There’s been much discussion of income inequality over the last few years. However, I just randomly came across what should be a seminal related result, published in 2010 but mostly ignored. Let me do my bit to fix that.
People often presume that policy can mostly ignore income inequality if key individual outcomes like health or happiness depend mainly on individual income. Yes, there may be some room for promoting insurance against income risk, but not much room. However, people often presume that policy should pay a lot more attention to inequality if individual outcomes depend more directly on the income of others, such as via envy or discouragement.
However, there’s a simple and plausible income interdependence scenario where inequality matters little for policy: when outcomes depend on rank. If individual outcomes are a function of each person’s percentile income rank, and if social welfare just adds up those individual outcomes, then income policy becomes irrelevant, because this social welfare sum is guaranteed to always add up to the same constant. Income-related policy may influence outcomes via other channels, but not via this channel. This applies whether the relevant rank is global, comparing each person to the entire world, or local, comparing each person only to a local community.
That 2010 paper, by Christopher Boyce, Gordon Brown, and Simon Moore, makes a strong case that in fact the outcome of life satisfaction depends on the incomes of others only via income rank. (Two followup papers find the same result for outcomes of psychological distress and nine measures of health.) They looked at 87,000 Brits, and found that while income rank strongly predicted outcomes, neither individual (log) income nor an average (log) income of their reference group predicted outcomes, after controlling for rank (and also for age, gender, education, marital status, children, housing ownership, labor-force status, and disabilities). These seem to me remarkably strong and robust results. (Confirmed here.)
The irrelevance of individual income and reference group income remained true whether the group within which a person was ranked was the entire sample, one of 19 geographic regions, one of 12 age groups, or one of six gender-schooling groups. This suggests that the actual relevant comparison group is relatively narrow. If people cared mainly about their global rank in the whole sample, then analyses of rank within groups should have missed an effect of the rank of the group, which should have appeared as an effect of reference group income. But such effects weren’t seen.
It these statistical models were the correct model of the world, then income policy could only include influence social welfare via the control variables of age, gender, education, marital status, children, housing ownership, labor-force status, and disabilities. You couldn’t improve social welfare directly by redistributing income, though redistribution or taxation might help by changing control variables.
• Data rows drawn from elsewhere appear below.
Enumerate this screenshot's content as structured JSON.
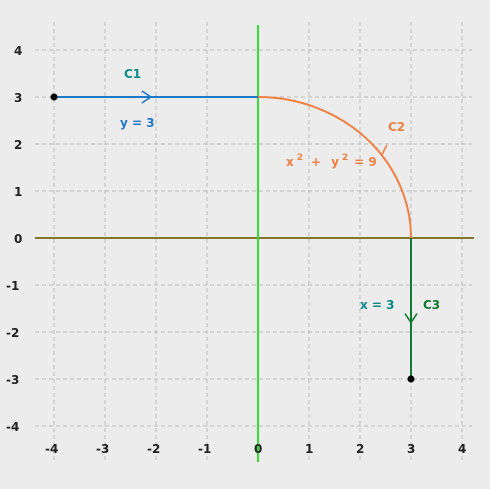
{
  "axes": {
    "x_ticks": [
      "-4",
      "-3",
      "-2",
      "-1",
      "0",
      "1",
      "2",
      "3",
      "4"
    ],
    "y_ticks": [
      "4",
      "3",
      "2",
      "1",
      "0",
      "-1",
      "-2",
      "-3",
      "-4"
    ],
    "xlim": [
      -4.3,
      4.3
    ],
    "ylim": [
      -4.3,
      4.3
    ],
    "grid": true,
    "grid_style": "dashed"
  },
  "curves": {
    "c1": {
      "name": "C1",
      "equation": "y = 3",
      "color": "#1f78c8",
      "label_color": "#0b8a8a",
      "from": [
        -4,
        3
      ],
      "to": [
        0,
        3
      ]
    },
    "c2": {
      "name": "C2",
      "equation": {
        "x": "x",
        "exp1": "2",
        "plus": "+",
        "y": "y",
        "exp2": "2",
        "eq": "= 9"
      },
      "color": "#f08040",
      "center": [
        0,
        0
      ],
      "radius": 3
    },
    "c3": {
      "name": "C3",
      "equation": "x = 3",
      "color": "#107a30",
      "label_color": "#0b8a8a",
      "from": [
        3,
        0
      ],
      "to": [
        3,
        -3
      ]
    }
  },
  "colors": {
    "background": "#ececec",
    "grid": "#bbbbbb",
    "y_axis": "#33dd33",
    "x_axis": "#a0522d",
    "green_axis_line": "#33dd33",
    "endpoint": "#000000"
  }
}
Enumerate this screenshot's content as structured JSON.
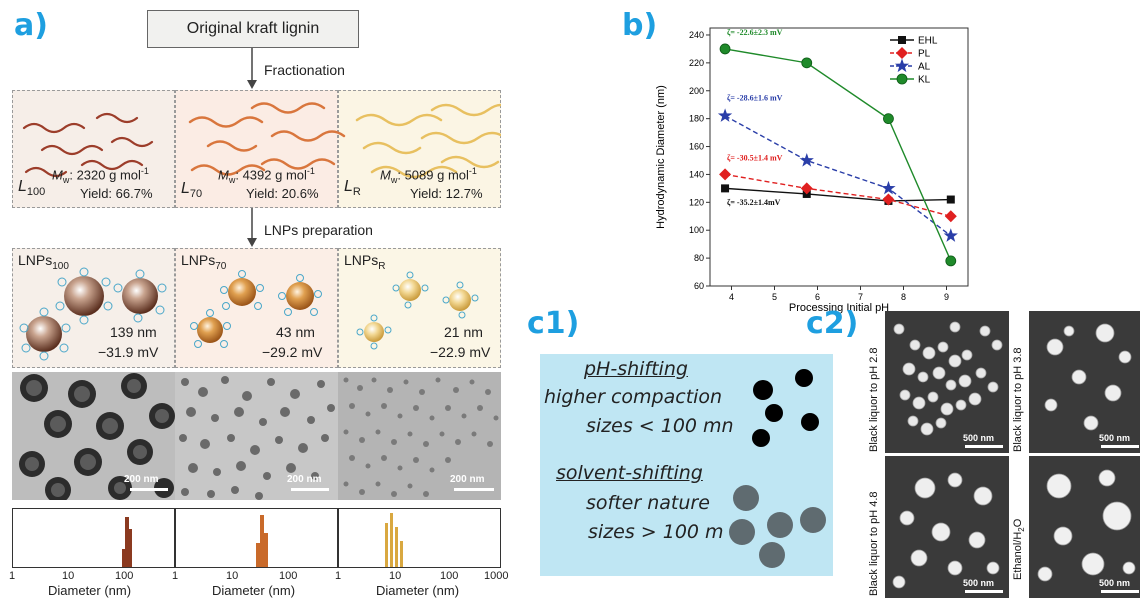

But even that conclusion seems premature. The key idea here is that people care about their social status rank, and income should only be one of many factors contributing to social status. So we should really be looking at models where all of a person’s observable features can contribute to their status. For each feature, such as personality or marital status, we should ask if our data is best described as that factor contributing directly to social status, which is then ranked to produce individual outcomes, or whether that factor also influences individual outcomes via some other channel, that doesn’t pass through social status. It is only effects via those other channels that might change overall social welfare.
This seems a straightforward statistical exercise, at least for someone with access to relevant data. Who’s up for it?
Added 3 June 2020: More data supporting rank hypothesis.
Intuitively, doesn't it matter whether you're at the 80th percentile and the folks at the 90th percentile make double your income, or they make $5 more than you? Like, even if I'm the lowest ranked employee in the company, if I make close to what the CEO makes, then I'll feel alright.
With hindsight, and thinking about why stress and satisfaction might exist biologically, this isn't surprising. Robert Sapolsky explores this a bunch in the later chapters of Why Zebras Don't Get Ulcers, from the perspective of how stress impacts health outcomes across one's lifetime and how status plays a huge role in that. He also comes to the conclusion that wealth/income is a minor piece of the puzzle-- mostly important at the extreme ends of the spectrum.